So I celebrated by making an old favorite treat: tomato soup with cheese grated in, and just a bit of dried minced onion to taste.
I never microwave this soup. I like it thick and a certain temperature, which means close monitoring, and I just can’t do that in the microwave. (Also, I’m still trying to figure out the new microwave. It’s twice as strong as the old one. The first pizza I tried to make in it was inedible…)
things I use
One smallish saucepan — 7″ across, 3″ deep, that’ll do it
One unit tomato soup-inna-can
One longish-handled soup spoon (hey, this is soup for one; I can stir with my eating utensil)
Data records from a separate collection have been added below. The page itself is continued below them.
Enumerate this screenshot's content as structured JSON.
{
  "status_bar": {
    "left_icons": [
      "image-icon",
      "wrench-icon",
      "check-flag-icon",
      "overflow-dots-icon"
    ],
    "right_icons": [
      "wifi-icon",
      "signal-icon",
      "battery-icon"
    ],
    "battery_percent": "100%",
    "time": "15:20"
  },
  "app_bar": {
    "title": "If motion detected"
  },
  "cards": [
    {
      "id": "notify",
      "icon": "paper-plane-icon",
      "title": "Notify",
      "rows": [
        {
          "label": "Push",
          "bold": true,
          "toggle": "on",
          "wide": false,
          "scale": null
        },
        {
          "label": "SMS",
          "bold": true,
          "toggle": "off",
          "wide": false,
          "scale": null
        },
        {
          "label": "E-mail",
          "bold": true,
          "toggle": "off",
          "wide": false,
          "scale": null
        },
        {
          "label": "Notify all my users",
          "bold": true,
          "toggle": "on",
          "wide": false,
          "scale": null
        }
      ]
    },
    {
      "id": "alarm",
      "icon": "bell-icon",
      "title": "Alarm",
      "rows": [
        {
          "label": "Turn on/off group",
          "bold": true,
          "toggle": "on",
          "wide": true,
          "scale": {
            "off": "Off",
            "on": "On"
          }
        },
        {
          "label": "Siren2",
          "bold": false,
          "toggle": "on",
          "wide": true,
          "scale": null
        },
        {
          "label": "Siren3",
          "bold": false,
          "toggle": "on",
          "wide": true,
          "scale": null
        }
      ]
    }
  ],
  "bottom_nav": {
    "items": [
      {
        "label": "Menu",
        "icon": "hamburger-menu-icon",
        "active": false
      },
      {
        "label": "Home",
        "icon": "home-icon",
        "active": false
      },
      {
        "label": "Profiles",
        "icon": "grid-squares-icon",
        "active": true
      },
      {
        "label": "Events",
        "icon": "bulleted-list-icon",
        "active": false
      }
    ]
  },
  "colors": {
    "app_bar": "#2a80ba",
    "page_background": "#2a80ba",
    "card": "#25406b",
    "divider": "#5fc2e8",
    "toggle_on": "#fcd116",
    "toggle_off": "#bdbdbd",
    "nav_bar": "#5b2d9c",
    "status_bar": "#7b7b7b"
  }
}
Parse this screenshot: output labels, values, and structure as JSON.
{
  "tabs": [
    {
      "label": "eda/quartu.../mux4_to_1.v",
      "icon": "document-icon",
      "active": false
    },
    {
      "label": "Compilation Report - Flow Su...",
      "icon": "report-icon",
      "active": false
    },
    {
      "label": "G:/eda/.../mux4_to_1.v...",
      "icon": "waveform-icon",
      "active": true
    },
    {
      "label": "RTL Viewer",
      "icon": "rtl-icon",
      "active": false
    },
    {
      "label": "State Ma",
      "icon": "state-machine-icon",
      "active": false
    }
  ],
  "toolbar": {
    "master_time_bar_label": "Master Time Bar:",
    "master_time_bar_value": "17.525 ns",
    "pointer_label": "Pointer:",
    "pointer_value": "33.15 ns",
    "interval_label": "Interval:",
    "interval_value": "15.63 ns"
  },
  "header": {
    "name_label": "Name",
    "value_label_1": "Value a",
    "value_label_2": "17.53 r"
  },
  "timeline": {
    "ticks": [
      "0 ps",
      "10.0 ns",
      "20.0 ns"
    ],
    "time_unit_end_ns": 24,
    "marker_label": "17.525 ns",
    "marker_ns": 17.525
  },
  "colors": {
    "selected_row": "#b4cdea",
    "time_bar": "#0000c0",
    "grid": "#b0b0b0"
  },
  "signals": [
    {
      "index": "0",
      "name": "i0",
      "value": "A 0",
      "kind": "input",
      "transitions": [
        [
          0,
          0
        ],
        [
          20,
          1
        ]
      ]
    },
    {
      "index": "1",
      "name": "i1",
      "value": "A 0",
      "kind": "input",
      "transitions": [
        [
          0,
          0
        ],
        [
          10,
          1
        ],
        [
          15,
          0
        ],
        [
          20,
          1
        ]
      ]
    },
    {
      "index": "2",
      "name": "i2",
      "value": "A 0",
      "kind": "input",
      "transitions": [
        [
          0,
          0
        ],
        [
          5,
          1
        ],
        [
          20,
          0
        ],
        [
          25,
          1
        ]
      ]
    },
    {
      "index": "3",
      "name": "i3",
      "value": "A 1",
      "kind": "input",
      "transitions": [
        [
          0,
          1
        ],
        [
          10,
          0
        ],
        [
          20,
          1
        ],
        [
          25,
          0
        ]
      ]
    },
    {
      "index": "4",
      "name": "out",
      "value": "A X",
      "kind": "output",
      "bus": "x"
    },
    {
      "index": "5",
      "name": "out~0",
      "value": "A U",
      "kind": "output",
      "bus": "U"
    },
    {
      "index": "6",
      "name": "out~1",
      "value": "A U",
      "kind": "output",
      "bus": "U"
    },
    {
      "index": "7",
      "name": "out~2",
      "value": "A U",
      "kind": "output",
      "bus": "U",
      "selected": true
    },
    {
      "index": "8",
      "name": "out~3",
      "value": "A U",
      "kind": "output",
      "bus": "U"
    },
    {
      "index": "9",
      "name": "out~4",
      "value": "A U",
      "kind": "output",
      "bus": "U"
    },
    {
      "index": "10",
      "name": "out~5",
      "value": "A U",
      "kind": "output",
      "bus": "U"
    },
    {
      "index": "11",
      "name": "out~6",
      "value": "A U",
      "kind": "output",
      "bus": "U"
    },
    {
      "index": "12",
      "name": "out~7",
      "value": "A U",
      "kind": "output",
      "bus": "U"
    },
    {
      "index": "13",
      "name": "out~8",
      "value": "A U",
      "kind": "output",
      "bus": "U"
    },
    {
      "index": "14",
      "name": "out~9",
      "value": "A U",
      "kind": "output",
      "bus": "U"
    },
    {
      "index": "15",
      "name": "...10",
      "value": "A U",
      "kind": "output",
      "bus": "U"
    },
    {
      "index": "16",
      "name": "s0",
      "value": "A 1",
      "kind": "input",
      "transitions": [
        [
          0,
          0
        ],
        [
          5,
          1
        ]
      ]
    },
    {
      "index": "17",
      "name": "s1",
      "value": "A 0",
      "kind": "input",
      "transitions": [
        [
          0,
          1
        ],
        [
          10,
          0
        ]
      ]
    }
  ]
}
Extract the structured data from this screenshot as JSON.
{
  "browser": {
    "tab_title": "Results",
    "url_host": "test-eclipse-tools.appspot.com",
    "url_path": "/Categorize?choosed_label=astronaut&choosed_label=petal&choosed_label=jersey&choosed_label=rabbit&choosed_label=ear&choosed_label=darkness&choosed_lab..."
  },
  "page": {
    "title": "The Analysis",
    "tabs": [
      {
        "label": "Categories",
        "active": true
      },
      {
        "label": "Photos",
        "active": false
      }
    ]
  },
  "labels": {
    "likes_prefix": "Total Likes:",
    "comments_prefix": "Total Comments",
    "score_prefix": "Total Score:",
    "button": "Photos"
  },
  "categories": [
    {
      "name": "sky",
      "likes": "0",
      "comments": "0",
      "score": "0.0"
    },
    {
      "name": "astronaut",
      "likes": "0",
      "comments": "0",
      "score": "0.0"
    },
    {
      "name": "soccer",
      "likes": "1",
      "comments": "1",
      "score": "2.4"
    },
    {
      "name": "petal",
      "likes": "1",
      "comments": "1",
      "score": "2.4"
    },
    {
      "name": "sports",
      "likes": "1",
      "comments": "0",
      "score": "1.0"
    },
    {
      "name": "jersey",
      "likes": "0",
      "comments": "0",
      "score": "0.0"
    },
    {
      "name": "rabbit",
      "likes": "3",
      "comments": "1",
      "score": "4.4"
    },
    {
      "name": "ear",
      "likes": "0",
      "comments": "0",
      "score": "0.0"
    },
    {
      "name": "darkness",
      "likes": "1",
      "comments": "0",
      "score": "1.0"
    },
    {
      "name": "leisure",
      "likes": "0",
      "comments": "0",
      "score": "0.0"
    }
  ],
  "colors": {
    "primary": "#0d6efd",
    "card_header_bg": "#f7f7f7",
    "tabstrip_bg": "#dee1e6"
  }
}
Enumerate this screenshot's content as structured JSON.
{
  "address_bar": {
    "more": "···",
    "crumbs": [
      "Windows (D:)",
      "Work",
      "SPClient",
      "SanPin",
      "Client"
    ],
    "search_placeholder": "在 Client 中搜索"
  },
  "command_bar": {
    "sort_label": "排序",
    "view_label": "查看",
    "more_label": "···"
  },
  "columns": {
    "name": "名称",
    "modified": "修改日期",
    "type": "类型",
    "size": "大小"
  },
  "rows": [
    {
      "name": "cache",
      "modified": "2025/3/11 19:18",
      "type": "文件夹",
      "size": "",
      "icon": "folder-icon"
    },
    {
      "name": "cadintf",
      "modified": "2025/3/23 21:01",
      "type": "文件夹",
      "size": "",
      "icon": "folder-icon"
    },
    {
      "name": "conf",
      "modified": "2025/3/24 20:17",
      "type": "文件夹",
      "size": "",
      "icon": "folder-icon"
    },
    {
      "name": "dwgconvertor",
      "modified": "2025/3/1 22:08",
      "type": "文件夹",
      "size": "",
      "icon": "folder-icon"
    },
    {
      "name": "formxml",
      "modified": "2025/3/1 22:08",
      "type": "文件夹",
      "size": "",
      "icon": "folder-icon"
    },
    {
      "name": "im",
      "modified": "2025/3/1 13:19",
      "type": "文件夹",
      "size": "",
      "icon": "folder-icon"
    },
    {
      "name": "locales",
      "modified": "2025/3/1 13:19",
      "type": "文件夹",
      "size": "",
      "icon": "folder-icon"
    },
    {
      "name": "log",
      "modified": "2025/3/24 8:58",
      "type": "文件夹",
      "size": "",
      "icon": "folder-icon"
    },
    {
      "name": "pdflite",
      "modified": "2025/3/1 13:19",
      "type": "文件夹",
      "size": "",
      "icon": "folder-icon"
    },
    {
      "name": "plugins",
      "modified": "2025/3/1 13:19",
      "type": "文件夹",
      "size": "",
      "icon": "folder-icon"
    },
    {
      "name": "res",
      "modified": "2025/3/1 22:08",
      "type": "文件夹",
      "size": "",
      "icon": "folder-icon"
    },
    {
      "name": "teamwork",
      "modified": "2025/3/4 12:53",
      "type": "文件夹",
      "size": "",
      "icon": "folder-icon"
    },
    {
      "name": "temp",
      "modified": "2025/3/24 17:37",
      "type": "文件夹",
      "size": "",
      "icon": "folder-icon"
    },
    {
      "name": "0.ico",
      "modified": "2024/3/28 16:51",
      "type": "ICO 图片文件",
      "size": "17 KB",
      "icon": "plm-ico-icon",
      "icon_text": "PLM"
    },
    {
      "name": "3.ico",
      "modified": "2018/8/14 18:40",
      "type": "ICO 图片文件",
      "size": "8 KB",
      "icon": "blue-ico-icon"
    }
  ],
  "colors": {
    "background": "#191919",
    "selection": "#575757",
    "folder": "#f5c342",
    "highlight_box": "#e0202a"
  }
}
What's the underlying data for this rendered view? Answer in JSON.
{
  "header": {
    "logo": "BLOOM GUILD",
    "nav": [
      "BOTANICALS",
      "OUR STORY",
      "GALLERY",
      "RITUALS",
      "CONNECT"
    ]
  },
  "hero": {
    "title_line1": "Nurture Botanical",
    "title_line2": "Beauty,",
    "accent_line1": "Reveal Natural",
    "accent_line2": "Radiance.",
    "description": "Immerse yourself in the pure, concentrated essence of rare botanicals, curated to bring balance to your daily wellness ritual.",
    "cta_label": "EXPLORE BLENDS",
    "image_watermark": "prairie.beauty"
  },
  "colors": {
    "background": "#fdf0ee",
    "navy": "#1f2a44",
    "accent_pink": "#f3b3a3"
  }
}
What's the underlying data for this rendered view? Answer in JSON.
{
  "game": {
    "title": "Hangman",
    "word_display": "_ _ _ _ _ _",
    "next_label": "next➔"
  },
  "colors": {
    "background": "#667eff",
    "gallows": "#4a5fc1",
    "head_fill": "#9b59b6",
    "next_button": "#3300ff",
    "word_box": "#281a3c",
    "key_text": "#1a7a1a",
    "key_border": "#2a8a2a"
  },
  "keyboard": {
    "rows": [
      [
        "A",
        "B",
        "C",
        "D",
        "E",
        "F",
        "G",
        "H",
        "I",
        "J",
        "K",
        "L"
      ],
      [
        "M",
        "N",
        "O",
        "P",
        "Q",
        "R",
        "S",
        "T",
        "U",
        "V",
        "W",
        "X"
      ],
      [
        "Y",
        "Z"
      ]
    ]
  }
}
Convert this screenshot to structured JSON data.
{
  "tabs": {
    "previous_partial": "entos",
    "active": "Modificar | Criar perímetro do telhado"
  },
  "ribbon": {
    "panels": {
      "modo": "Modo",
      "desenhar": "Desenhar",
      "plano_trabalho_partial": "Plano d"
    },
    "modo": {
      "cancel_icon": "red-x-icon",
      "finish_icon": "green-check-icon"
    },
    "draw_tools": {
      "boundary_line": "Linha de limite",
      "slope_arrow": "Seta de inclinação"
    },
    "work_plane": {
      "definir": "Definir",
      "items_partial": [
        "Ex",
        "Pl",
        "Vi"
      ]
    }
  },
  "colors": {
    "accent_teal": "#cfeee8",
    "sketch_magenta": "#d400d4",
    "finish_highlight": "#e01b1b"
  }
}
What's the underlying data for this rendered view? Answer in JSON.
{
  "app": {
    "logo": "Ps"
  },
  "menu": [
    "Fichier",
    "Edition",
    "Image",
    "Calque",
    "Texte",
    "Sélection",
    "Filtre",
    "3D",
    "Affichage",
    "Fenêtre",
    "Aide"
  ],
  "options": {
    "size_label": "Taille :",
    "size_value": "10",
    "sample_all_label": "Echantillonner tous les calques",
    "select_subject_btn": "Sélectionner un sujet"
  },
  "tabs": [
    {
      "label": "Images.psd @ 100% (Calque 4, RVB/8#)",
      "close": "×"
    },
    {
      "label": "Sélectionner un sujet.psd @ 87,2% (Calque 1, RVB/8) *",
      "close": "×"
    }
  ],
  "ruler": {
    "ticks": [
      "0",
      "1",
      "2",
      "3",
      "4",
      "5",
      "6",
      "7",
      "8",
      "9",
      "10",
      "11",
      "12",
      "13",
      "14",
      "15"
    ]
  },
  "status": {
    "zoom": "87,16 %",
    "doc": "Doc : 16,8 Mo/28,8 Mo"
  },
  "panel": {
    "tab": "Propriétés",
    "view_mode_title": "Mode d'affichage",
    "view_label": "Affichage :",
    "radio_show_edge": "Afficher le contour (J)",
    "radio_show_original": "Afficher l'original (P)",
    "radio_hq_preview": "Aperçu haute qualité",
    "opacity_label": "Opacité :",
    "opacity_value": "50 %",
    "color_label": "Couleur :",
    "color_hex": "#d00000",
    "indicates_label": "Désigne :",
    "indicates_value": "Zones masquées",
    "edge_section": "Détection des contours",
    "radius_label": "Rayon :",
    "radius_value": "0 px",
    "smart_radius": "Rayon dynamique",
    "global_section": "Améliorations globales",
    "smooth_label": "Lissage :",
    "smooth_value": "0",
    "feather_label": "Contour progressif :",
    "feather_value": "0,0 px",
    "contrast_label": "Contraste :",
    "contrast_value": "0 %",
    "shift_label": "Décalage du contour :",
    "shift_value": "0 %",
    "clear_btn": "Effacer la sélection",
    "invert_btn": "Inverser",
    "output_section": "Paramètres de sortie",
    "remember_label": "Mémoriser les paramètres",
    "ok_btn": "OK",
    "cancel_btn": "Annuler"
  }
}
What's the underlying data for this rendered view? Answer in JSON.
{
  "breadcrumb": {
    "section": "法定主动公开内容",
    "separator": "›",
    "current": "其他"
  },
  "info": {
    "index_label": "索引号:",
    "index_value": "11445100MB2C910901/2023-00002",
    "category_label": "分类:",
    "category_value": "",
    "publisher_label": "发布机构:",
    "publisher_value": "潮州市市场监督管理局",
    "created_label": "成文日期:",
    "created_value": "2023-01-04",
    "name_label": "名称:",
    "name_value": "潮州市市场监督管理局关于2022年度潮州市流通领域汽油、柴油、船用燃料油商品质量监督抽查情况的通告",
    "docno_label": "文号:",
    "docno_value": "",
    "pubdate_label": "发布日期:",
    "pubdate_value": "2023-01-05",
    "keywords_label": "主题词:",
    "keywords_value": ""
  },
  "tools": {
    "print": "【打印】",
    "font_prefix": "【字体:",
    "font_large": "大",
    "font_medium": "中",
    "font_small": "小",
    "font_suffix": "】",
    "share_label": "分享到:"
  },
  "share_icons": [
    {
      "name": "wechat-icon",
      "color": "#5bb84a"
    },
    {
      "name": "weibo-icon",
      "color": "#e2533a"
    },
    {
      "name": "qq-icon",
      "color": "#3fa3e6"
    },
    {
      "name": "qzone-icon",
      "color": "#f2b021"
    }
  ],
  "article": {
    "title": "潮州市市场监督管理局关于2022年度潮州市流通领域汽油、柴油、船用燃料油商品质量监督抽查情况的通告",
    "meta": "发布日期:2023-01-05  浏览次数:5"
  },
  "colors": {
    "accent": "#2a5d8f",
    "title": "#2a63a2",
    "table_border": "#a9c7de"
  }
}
Enough cheddar to fill my cupped palms or, conveniently, a little glass bowl
A slightly larger bowl
Dried minced onion, usually out of a shaker, found in your average seasoning aisle at the supermarket
— oh, and a stove is handy, too, unless you’ve got your fire pit all rigged up and ready to go. I think if I tried that method, something would catch (the soup, me, anything within twenty feet).
what I do (ymmv)
Pick a burner. Put the saucepan on top of it. Don’t turn it on yet!
Open the soup. Pour the soup into the pan. It will usually tell you to cut it with a whole can of water; I only use half, because like I said, I prefer mine thick.
Now turn on the burner. Stir your soup; taste it to make sure you haven’t burned it.
You’re probably good to go when it’s really, really hot and you start seeing darker red swirls in the soup. I never heat it any further. You can if you want, though.
Take the saucepan off the burner and turn off the stove. (Really important step, that.)
Pour your soup into your slightly larger bowl. If you are environmentally conscious, feel free to eat from the saucepan; less dishes to do, I guess.
Grate up some cheddar and pop that into your smaller bowl — or onto a napkin, wherever. I like to sprinkle my cheese in as I eat, lest it turn into a big yellow blob and sink to the bottom of the soup. Yuck.
That onion is going to go a long way, so go easy on it, eh? You want to be able to stand your own breath after.
Usually this just serves one. I suppose, if you were dieting or something equally unpleasant, you might share it.